Monday, February 11, 2019

Ibadan to Osogbo, Nigeria, February 11, 2019

I was awake again at 4:15 and couldn't go back to sleep.  Another looooooong day ahead.  Michelle has decided to leave the group for awhile and rejoin in Gabon.  She's going to Ghana to possibly volunteer for a couple of weeks-

I guess that's what happens on a long trip: people come and go to do other things, sleep in better hotels or whatever.  Right now we are down 6 people - they signed up for the complete trip to Cape Town but are away.  I'm not going anywhere, I know that, at least not yet!

Michelle is a Canadian who has lived in many places, most recently in Chile for the past 6 years where she was teaching English.  She's worked for Not for Profits, then 7 years for the RCMP in High Level and Airdrie as the director of the victim's assistance unit.  Next she lived in Calgary where she was a community developer for the city helping to design playgrounds and parks.  This is her third overland, having done London to Sydney and Turkey, Syria, Jordan and Egypt.  When not traveling, Michelle likes to golf, volunteer, swim and climb mountains.  She travels because her personal motto is "seeing the world through God's eyes" and she feels really blessed to be able to do that.  After this trip, Michelle will have seen close to 100 countries.

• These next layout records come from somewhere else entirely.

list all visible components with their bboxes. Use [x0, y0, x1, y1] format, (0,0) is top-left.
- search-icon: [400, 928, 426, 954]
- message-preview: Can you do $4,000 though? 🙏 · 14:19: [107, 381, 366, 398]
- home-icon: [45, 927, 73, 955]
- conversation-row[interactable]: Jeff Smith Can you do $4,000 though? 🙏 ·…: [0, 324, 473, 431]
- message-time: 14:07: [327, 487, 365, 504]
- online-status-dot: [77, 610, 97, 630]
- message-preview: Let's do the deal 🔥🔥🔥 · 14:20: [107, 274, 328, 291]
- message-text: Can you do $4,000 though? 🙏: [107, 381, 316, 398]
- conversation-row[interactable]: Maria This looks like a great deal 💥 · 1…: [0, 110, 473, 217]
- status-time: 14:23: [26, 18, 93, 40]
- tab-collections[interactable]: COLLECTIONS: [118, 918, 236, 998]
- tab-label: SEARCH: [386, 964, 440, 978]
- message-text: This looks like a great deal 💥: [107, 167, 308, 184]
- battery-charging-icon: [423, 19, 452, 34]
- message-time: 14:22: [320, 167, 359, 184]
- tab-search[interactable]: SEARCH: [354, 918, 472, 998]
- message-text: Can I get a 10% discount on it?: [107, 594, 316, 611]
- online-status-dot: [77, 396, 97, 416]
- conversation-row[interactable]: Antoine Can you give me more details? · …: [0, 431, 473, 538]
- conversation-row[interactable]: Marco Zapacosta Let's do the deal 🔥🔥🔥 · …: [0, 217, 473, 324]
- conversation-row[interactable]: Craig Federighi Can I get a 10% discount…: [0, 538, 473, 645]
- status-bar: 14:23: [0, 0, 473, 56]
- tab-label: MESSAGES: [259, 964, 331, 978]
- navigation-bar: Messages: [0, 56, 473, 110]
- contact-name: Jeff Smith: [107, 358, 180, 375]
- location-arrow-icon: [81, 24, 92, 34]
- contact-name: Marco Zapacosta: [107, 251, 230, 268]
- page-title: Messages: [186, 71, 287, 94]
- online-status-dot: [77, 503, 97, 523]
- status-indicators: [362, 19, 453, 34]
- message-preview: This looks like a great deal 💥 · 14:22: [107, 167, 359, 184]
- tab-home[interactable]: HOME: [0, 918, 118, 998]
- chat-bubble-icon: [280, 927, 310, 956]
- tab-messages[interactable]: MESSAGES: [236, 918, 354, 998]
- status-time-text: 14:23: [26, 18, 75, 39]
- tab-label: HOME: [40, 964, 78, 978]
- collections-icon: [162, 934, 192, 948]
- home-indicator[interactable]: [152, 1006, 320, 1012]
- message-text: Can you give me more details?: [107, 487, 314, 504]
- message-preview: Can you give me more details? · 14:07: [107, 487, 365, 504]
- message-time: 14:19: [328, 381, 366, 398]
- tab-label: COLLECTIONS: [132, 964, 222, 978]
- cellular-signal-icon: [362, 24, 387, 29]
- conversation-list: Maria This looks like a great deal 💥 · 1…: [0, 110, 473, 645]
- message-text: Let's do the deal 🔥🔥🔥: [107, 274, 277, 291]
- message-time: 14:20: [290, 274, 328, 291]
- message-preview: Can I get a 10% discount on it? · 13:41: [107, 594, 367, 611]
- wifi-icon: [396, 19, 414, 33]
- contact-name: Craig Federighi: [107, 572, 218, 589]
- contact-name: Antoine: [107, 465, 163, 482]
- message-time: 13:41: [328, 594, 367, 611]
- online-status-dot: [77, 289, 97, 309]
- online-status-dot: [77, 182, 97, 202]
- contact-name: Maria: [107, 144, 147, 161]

The road was mostly paved to Oshogbo but it was very rough.  I sat in the front of the truck and I was swaying from left to right.  I can't imagine how bad it would have been in the back seats.  There are so many crazy signs along the way like Crystal Ball Pharmacy, Six Foot Funeral Home/Mortuary and-

We stopped for a pee at a gas station and bathroom cleanliness has hit an all time low.  So disgusting and to make matters worse, the shop had nothing in it.  We had to walk across the busy highway to get a cold drink and-

And they are right.  They taste nothing like Oreos!

The air in Nigeria isn't the best-

Nor is the cleanliness of the rivers-

Once in Oshogbo, a traditional centre for Yoruba spirituality, we visited the Osun Oshogbo Sacred Site which was a waste of time.  It's unbelievably a UNESCO World Heritage site.  All I can figure is that UNESCO wants to have a certain number of sites in every country in the world however they are scraping underneath the bottom of the barrel here. Suzanne Wengner, an Austrian, is responsible for the sculptures-

Offerings are offered to the fertility goddess, Osun.

I guess you can't have children without-


Pretty weird-


There was a small art gallery with items for sale.  Typical Nigerian art is made with beads-

And batik-

More sculptures-

think Suzanne may have lived here-

Lunch was the usual:  chicken and rice.  This time it was jollof rice which is red and spicy.  I've learned the best thing to order is African.  They can't do western and chicken and rice or fries is pretty hard to mess up.  
We found a hotel with private bathrooms and AC and went 'downtown' for a SIM card which isn't working too well.  I'm hoping for an early night and a sleep past 4:30 am!  Tomorrow we're off to Benin City.